The beauty of An American Story is the elegant and unsettling way in which Priest explores these ideas, and the consequences of false memories and false beliefs. He has done the same in many of his other novels and no doubt will do so again in his next one, which is set in Paris. Priest tells me he’s just about to leave for the city for a five-week research and writing trip, but he’s already looking forward to returning to the life he’s made for himself here on Bute.
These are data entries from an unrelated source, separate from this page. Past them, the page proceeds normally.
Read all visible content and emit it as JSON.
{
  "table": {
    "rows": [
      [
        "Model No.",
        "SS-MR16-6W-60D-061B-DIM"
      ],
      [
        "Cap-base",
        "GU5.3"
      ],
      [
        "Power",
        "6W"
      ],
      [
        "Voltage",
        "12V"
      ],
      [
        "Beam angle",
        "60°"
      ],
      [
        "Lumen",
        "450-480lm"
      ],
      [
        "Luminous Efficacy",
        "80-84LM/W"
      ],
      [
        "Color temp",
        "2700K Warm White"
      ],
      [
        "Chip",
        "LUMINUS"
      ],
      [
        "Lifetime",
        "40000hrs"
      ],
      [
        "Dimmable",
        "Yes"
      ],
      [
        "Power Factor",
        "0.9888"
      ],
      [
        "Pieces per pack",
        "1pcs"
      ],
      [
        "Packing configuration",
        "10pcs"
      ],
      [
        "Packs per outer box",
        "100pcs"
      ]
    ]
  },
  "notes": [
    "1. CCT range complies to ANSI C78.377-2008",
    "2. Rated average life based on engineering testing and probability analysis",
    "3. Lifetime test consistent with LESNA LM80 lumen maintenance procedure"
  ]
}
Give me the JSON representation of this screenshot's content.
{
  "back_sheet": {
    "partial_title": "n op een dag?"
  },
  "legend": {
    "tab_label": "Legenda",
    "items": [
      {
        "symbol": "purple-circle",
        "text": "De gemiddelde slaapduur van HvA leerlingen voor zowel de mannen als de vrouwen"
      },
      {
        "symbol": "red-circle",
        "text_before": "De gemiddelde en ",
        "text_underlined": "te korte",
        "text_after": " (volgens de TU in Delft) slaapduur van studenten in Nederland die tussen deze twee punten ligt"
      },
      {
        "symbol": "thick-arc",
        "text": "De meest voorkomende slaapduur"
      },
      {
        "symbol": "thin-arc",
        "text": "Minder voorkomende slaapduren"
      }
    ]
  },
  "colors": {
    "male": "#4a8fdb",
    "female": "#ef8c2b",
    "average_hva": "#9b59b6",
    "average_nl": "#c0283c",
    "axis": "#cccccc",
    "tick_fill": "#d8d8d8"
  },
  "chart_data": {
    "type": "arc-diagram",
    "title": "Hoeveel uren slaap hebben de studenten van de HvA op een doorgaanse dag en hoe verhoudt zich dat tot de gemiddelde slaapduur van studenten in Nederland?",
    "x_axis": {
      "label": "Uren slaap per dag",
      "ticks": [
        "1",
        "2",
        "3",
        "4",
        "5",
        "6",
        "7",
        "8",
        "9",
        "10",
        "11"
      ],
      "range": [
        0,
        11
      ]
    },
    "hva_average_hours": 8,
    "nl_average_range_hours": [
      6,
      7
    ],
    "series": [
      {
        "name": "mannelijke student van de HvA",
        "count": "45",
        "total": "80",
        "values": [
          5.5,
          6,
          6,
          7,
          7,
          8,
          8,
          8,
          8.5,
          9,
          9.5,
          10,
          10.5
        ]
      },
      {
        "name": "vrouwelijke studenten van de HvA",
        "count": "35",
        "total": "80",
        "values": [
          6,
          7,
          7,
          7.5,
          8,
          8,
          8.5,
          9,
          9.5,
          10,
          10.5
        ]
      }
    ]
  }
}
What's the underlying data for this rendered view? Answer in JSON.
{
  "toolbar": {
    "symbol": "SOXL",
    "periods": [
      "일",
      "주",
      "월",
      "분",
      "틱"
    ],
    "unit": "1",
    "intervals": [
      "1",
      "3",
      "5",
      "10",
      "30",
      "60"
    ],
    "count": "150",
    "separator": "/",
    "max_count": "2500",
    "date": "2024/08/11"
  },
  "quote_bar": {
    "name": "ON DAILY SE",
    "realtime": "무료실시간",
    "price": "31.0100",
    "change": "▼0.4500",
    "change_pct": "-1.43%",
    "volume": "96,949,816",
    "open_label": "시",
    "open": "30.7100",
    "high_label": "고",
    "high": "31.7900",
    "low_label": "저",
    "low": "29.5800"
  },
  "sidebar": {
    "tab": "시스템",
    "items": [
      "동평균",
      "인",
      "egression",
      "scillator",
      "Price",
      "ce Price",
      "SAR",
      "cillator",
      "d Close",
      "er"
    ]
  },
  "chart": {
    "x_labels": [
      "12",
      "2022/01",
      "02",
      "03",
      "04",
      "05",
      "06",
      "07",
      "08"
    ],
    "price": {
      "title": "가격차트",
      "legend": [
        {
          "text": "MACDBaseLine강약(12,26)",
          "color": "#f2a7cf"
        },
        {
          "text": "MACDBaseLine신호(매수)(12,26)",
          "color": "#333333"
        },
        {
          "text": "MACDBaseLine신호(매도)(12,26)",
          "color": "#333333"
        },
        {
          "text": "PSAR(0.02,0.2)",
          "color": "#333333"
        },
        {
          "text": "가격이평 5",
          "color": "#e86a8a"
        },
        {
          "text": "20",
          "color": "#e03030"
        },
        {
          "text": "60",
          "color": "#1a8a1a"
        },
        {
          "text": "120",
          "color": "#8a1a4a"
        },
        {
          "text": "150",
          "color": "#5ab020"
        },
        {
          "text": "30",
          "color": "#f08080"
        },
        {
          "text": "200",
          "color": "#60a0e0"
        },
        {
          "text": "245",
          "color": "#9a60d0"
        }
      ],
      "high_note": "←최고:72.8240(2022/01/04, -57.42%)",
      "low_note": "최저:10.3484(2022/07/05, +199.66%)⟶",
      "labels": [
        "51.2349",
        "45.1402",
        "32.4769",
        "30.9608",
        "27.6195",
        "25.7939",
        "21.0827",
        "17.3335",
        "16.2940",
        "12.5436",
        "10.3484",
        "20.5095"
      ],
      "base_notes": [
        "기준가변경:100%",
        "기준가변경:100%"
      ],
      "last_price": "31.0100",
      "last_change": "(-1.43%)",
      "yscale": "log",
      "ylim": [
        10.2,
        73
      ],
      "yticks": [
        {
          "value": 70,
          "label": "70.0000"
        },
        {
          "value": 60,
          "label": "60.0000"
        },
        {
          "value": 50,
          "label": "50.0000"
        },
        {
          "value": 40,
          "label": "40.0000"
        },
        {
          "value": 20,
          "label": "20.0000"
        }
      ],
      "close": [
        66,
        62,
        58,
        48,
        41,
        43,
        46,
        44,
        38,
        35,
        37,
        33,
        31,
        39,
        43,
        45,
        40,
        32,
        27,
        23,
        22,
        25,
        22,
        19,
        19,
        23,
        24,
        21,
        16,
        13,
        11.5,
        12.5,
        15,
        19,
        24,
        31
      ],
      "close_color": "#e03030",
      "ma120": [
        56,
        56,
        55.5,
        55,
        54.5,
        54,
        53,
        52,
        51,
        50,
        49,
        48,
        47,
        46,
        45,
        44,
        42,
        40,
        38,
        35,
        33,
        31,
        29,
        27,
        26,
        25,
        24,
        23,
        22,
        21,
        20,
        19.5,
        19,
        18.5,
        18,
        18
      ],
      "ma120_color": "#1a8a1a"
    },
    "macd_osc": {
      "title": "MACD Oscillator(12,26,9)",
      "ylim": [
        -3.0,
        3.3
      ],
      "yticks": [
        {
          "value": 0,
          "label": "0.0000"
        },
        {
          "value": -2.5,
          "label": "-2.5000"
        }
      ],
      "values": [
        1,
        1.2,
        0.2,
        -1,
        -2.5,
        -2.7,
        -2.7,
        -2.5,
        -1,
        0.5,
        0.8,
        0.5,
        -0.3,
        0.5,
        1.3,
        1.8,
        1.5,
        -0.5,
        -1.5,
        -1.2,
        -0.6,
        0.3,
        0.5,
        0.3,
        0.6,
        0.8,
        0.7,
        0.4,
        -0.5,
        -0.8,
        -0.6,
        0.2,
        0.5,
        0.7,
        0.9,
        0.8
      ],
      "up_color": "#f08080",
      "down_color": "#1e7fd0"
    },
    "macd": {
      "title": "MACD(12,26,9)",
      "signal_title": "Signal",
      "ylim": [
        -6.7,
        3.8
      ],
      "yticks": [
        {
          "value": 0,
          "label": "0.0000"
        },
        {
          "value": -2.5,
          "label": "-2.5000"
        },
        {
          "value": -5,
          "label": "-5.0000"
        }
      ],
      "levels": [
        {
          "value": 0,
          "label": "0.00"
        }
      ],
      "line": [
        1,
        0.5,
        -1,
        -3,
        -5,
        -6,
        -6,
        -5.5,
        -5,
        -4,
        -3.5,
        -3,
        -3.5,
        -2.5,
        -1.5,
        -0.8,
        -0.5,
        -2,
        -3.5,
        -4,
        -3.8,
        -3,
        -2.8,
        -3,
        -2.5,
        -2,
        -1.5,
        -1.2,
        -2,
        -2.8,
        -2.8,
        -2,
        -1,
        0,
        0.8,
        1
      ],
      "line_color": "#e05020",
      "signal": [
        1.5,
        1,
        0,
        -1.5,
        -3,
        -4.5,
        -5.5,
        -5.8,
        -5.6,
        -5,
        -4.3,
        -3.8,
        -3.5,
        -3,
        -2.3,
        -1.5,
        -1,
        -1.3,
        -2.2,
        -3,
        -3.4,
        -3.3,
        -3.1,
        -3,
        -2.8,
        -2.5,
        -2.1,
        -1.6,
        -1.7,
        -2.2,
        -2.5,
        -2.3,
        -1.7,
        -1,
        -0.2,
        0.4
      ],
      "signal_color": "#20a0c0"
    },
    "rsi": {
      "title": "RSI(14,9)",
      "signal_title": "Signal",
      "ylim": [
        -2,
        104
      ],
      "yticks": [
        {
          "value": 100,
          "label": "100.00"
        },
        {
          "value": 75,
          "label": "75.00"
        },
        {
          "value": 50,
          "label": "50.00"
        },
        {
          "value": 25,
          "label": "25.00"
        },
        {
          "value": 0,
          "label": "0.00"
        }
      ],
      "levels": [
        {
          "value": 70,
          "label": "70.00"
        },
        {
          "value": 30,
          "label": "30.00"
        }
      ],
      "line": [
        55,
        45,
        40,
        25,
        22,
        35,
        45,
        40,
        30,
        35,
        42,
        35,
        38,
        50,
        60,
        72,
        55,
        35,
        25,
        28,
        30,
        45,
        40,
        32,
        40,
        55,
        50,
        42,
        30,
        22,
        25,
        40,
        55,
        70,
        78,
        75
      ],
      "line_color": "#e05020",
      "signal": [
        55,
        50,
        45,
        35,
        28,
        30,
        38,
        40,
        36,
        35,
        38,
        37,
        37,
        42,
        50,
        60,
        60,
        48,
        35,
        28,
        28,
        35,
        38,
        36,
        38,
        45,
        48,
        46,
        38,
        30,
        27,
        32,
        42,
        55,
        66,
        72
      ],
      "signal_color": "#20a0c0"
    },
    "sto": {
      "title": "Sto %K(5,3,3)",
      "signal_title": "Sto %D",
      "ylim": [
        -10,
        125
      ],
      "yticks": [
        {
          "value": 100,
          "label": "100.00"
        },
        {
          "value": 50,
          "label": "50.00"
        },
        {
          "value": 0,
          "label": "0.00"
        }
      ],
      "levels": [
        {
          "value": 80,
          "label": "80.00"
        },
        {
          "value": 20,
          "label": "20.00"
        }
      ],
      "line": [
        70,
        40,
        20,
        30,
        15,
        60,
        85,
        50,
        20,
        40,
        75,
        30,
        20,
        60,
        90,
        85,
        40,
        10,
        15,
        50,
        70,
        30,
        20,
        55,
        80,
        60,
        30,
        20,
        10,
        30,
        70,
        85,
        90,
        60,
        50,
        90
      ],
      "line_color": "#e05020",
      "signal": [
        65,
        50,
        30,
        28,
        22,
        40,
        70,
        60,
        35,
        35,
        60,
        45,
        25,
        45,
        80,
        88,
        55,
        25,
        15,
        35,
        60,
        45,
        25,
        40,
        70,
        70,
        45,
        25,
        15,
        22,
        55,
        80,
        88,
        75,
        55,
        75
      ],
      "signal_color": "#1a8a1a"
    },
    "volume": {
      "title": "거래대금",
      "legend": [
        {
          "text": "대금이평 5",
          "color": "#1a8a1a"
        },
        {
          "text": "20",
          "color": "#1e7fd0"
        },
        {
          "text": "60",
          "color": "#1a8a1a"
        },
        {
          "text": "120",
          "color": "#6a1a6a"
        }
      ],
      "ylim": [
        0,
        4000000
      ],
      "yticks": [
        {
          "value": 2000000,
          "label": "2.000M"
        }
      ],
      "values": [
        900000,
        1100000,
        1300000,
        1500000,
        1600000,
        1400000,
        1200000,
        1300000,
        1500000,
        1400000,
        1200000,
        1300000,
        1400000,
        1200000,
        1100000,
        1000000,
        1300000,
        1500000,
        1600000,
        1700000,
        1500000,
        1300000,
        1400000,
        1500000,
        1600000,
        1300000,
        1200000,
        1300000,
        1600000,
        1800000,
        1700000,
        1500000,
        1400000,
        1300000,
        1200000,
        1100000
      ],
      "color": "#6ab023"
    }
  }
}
Has it lived up to his expectations?

“I’m hoping Scotland is better,” he says. “There are differences - they’re licensing fracking all over the place in England and there’s a moratorium here. There’s active encouragement of the arts. There’s also little touches that we like, like the NHS – much better here. I’m not saying it’s perfect – there are problems – but it’s not the same problems as there are in England.”

Priest’s new life in Scotland has even made him question his opposition to Scottish independence. “When I lived in England and the Scottish independence debate happened, I fervently wanted it to fail,” he says. “I see Scotland as an integral part of Britain for all sorts of reasons, some sentimental, some practical. Now I live here, I’m not so sure.”

However, there is at least one problem he can foresee with independence, foreshadowed in all those border checks in An American Story. “Talk about the land border problems they have in Northern Ireland,” he says. “That would be nothing to Hadrian’s Wall!”

An American Story by Christopher Priest is published by Gollancz at £20.